Lopez glaubt nicht, dass sich die Verzerrungen aus datenbasierten Modellen wie ChatGPT im Nachhinein noch entfernen ließen. Diese basierten nun einmal darauf, Muster zu erkennen und reproduzierten damit auch Stereotype. Den Versuch, solchen Modellen diese Stereotype abzugewöhnen, vergleicht Lopez mit einem Wasserkocher, dem man das Kochen von Wasser abgewöhnen wolle. „Sicherlich kann man im Nachhinein zu dem kochenden Wasser kaltes Wasser hinzugeben, um die Effekte zu minimieren, doch das beseitigt das grundlegende Problem nicht: Ein Wasserkocher kocht Wasser und ein datenbasiertes Modell reproduziert Muster und Stereotype.“
Die Mathematikerin kritisiert, dass das AMS den Chatbot vor der Veröffentlichung offenbar nicht einmal simpelsten Tests unterzogen hat. „Dass User*innen innerhalb von wenigen Minuten per Intuition diese Biases finden konnten, die gut bezahlten Expert*innen im Vorfeld aber nicht, ist erstaunlich.“
Effizienz um den Preis der Diskriminierung
Laut Kopf hatte das AMS das System vor dem Launch monatelang umfassend mit Berater:innen und Nutzer:innen getestet.
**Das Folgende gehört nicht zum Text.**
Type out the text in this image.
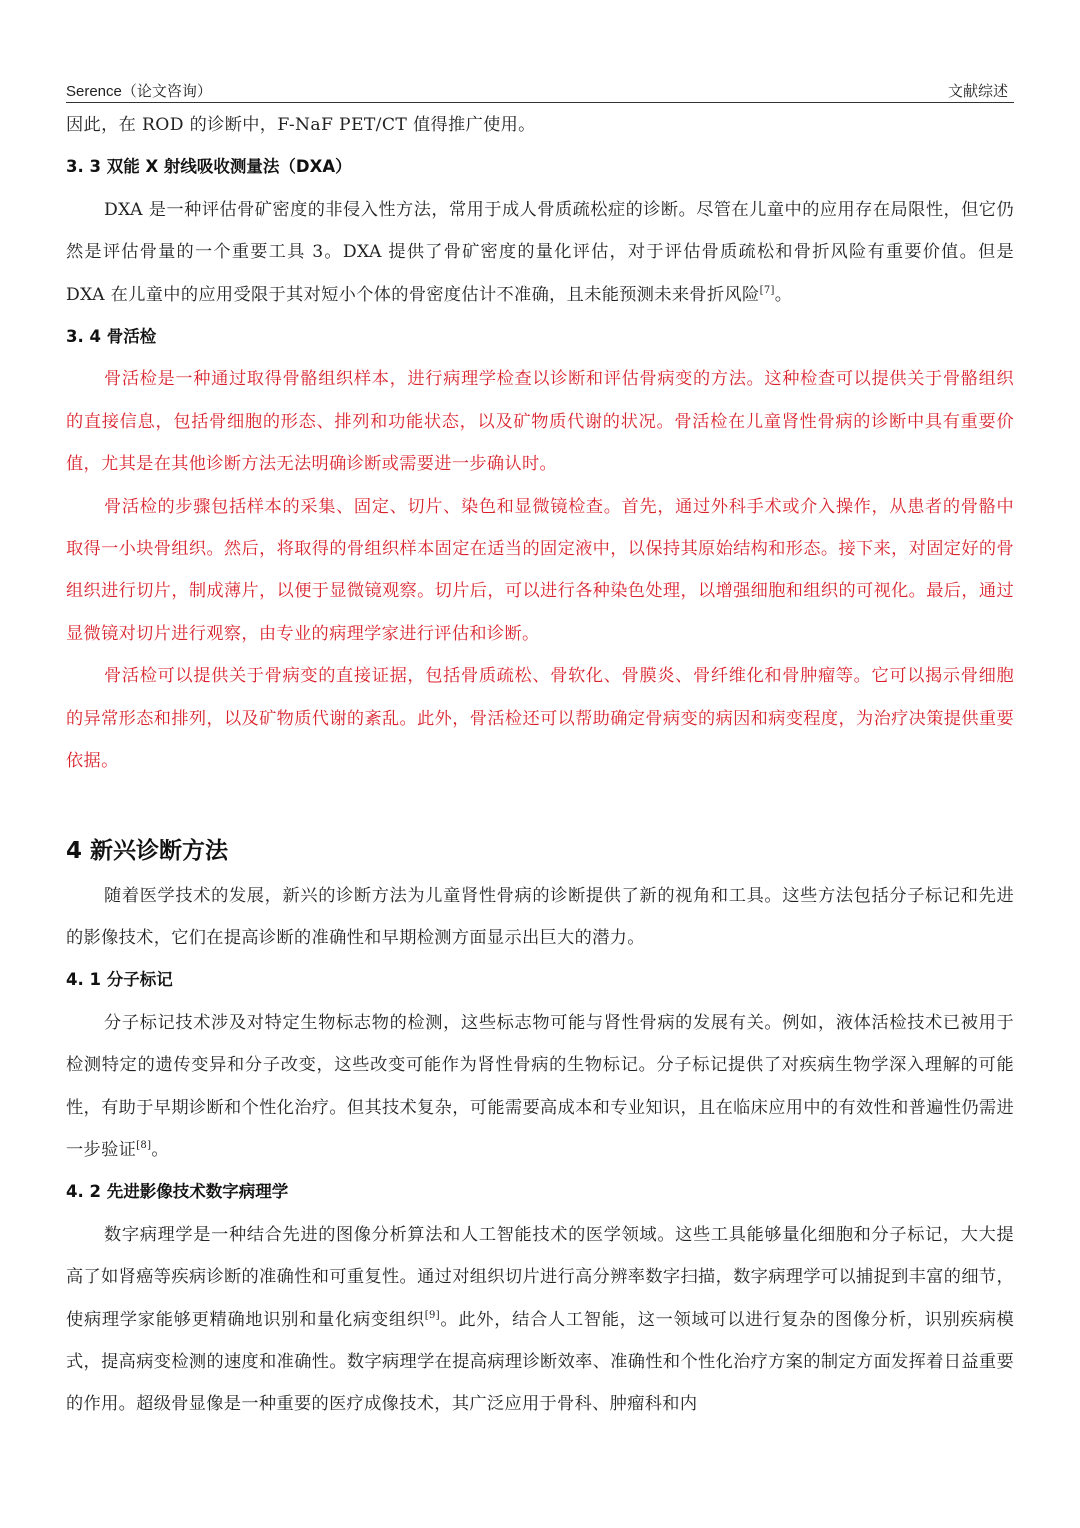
Serence（论文咨询）	文献综述

因此，在 ROD 的诊断中，F-NaF PET/CT 值得推广使用。

3. 3 双能 X 射线吸收测量法（DXA）

DXA 是一种评估骨矿密度的非侵入性方法，常用于成人骨质疏松症的诊断。尽管在儿童中的应用存在局限性，但它仍然是评估骨量的一个重要工具 3。DXA 提供了骨矿密度的量化评估，对于评估骨质疏松和骨折风险有重要价值。但是 DXA 在儿童中的应用受限于其对短小个体的骨密度估计不准确，且未能预测未来骨折风险[7]。

3. 4 骨活检

骨活检是一种通过取得骨骼组织样本，进行病理学检查以诊断和评估骨病变的方法。这种检查可以提供关于骨骼组织的直接信息，包括骨细胞的形态、排列和功能状态，以及矿物质代谢的状况。骨活检在儿童肾性骨病的诊断中具有重要价值，尤其是在其他诊断方法无法明确诊断或需要进一步确认时。

骨活检的步骤包括样本的采集、固定、切片、染色和显微镜检查。首先，通过外科手术或介入操作，从患者的骨骼中取得一小块骨组织。然后，将取得的骨组织样本固定在适当的固定液中，以保持其原始结构和形态。接下来，对固定好的骨组织进行切片，制成薄片，以便于显微镜观察。切片后，可以进行各种染色处理，以增强细胞和组织的可视化。最后，通过显微镜对切片进行观察，由专业的病理学家进行评估和诊断。

骨活检可以提供关于骨病变的直接证据，包括骨质疏松、骨软化、骨膜炎、骨纤维化和骨肿瘤等。它可以揭示骨细胞的异常形态和排列，以及矿物质代谢的紊乱。此外，骨活检还可以帮助确定骨病变的病因和病变程度，为治疗决策提供重要依据。

4 新兴诊断方法

随着医学技术的发展，新兴的诊断方法为儿童肾性骨病的诊断提供了新的视角和工具。这些方法包括分子标记和先进的影像技术，它们在提高诊断的准确性和早期检测方面显示出巨大的潜力。

4. 1 分子标记

分子标记技术涉及对特定生物标志物的检测，这些标志物可能与肾性骨病的发展有关。例如，液体活检技术已被用于检测特定的遗传变异和分子改变，这些改变可能作为肾性骨病的生物标记。分子标记提供了对疾病生物学深入理解的可能性，有助于早期诊断和个性化治疗。但其技术复杂，可能需要高成本和专业知识，且在临床应用中的有效性和普遍性仍需进一步验证[8]。

4. 2 先进影像技术数字病理学

数字病理学是一种结合先进的图像分析算法和人工智能技术的医学领域。这些工具能够量化细胞和分子标记，大大提高了如肾癌等疾病诊断的准确性和可重复性。通过对组织切片进行高分辨率数字扫描，数字病理学可以捕捉到丰富的细节，使病理学家能够更精确地识别和量化病变组织[9]。此外，结合人工智能，这一领域可以进行复杂的图像分析，识别疾病模式，提高病变检测的速度和准确性。数字病理学在提高病理诊断效率、准确性和个性化治疗方案的制定方面发挥着日益重要的作用。超级骨显像是一种重要的医疗成像技术，其广泛应用于骨科、肿瘤科和内
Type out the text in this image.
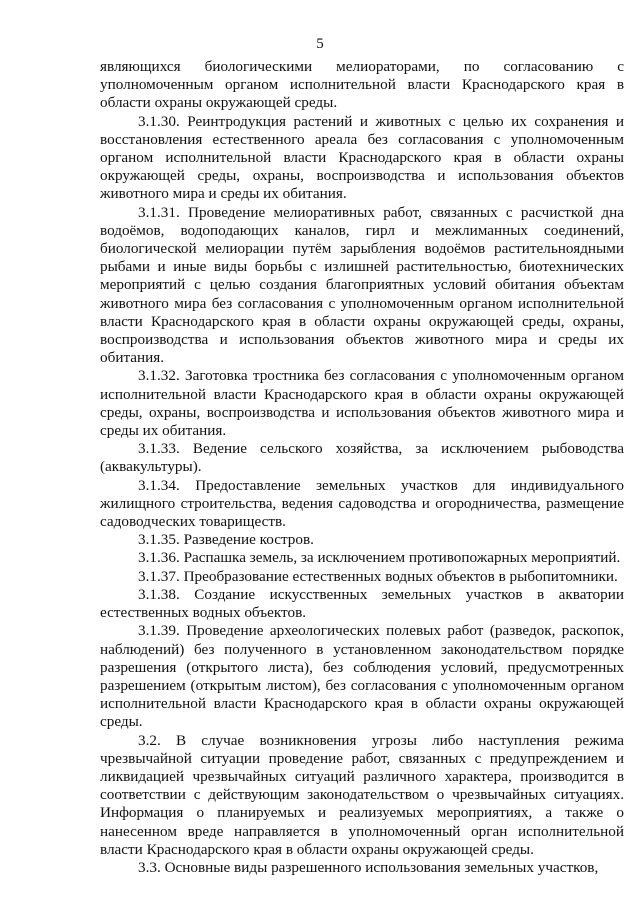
5

являющихся биологическими мелиораторами, по согласованию с уполномоченным органом исполнительной власти Краснодарского края в области охраны окружающей среды.

3.1.30. Реинтродукция растений и животных с целью их сохранения и восстановления естественного ареала без согласования с уполномоченным органом исполнительной власти Краснодарского края в области охраны окружающей среды, охраны, воспроизводства и использования объектов животного мира и среды их обитания.

3.1.31. Проведение мелиоративных работ, связанных с расчисткой дна водоёмов, водоподающих каналов, гирл и межлиманных соединений, биологической мелиорации путём зарыбления водоёмов растительноядными рыбами и иные виды борьбы с излишней растительностью, биотехнических мероприятий с целью создания благоприятных условий обитания объектам животного мира без согласования с уполномоченным органом исполнительной власти Краснодарского края в области охраны окружающей среды, охраны, воспроизводства и использования объектов животного мира и среды их обитания.

3.1.32. Заготовка тростника без согласования с уполномоченным органом исполнительной власти Краснодарского края в области охраны окружающей среды, охраны, воспроизводства и использования объектов животного мира и среды их обитания.

3.1.33. Ведение сельского хозяйства, за исключением рыбоводства (аквакультуры).

3.1.34. Предоставление земельных участков для индивидуального жилищного строительства, ведения садоводства и огородничества, размещение садоводческих товариществ.

3.1.35. Разведение костров.

3.1.36. Распашка земель, за исключением противопожарных мероприятий.

3.1.37. Преобразование естественных водных объектов в рыбопитомники.

3.1.38. Создание искусственных земельных участков в акватории естественных водных объектов.

3.1.39. Проведение археологических полевых работ (разведок, раскопок, наблюдений) без полученного в установленном законодательством порядке разрешения (открытого листа), без соблюдения условий, предусмотренных разрешением (открытым листом), без согласования с уполномоченным органом исполнительной власти Краснодарского края в области охраны окружающей среды.

3.2. В случае возникновения угрозы либо наступления режима чрезвычайной ситуации проведение работ, связанных с предупреждением и ликвидацией чрезвычайных ситуаций различного характера, производится в соответствии с действующим законодательством о чрезвычайных ситуациях. Информация о планируемых и реализуемых мероприятиях, а также о нанесенном вреде направляется в уполномоченный орган исполнительной власти Краснодарского края в области охраны окружающей среды.

3.3. Основные виды разрешенного использования земельных участков,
Seine Ausführungen, die er nach wie vor auch in langen Threads auf X veröffentlicht, legen allerdings nahe, dass man die Vorurteile und anderen Schwächen des Systems bewusst in Kauf genommen hat. „Wir werden lernen, ihre Vorteile zu nützen und ihre Schwächen zu kennen“, postete Kopf heute auf X. „Das AMS hat sich bewusst dazu entschieden, als öffentliche Institution, die sich viel mit den Auswirkungen moderner Technologien auf den Arbeitsmarkt beschäftigt, hier voranzugehen.“
Lopez kritisiert, dass sich das AMS damit „gegen Qualität und für Quantität“ entschieden habe. „Das ist gerade in sensiblen Lebenssituationen wie der Jobsuche und der beruflichen Orientierung schade. Das sind Wertentscheidungen, die in naher Zukunft viele Institutionen treffen müssen: Was ist uns die vermeintliche Effizienz von KI wert? “ Effizienz habe oft einen hohen Preis, den benachteiligte Gruppen zahlen müssten. „In diesem Fall ist der Preis der Effizienz die Akzeptanz, dass systematische Biases sich durchziehen und Stereotype reproduziert werden.“
Wo es in dieser Wertefrage steht, hat das AMS bereits vor einigen Jahren klargestellt: Mit der Einführung eines Algorithmus zur Bewertung der Jobchancen von Arbeitslosen hatte die Behörde 2019 für Aufregung gesorgt. Der Algorithmus sollte den Berater:innen des AMS damals die Entscheidung erleichtern, welche Arbeitssuchenden Zugang zu Schulungen und Trainings erhalten. Frauen, Mütter oder Menschen mit Behinderungen wurden dabei schlechter bewertet. Bereits damals ging es also schon um Vorurteile eines Systems, das mit historischen Arbeitsmarktdaten trainiert wurde.
Die österreichische Datenschutzbehörde hat den Einsatz des Algorithmus im Sommer 2020 untersagt, der Testbetrieb des Algorithmus wurde daraufhin eingestellt. Inzwischen liegt der Fall beim übergeordneten Verwaltungsgerichtshof. Bis heute gibt es kein abschließendes Urteil.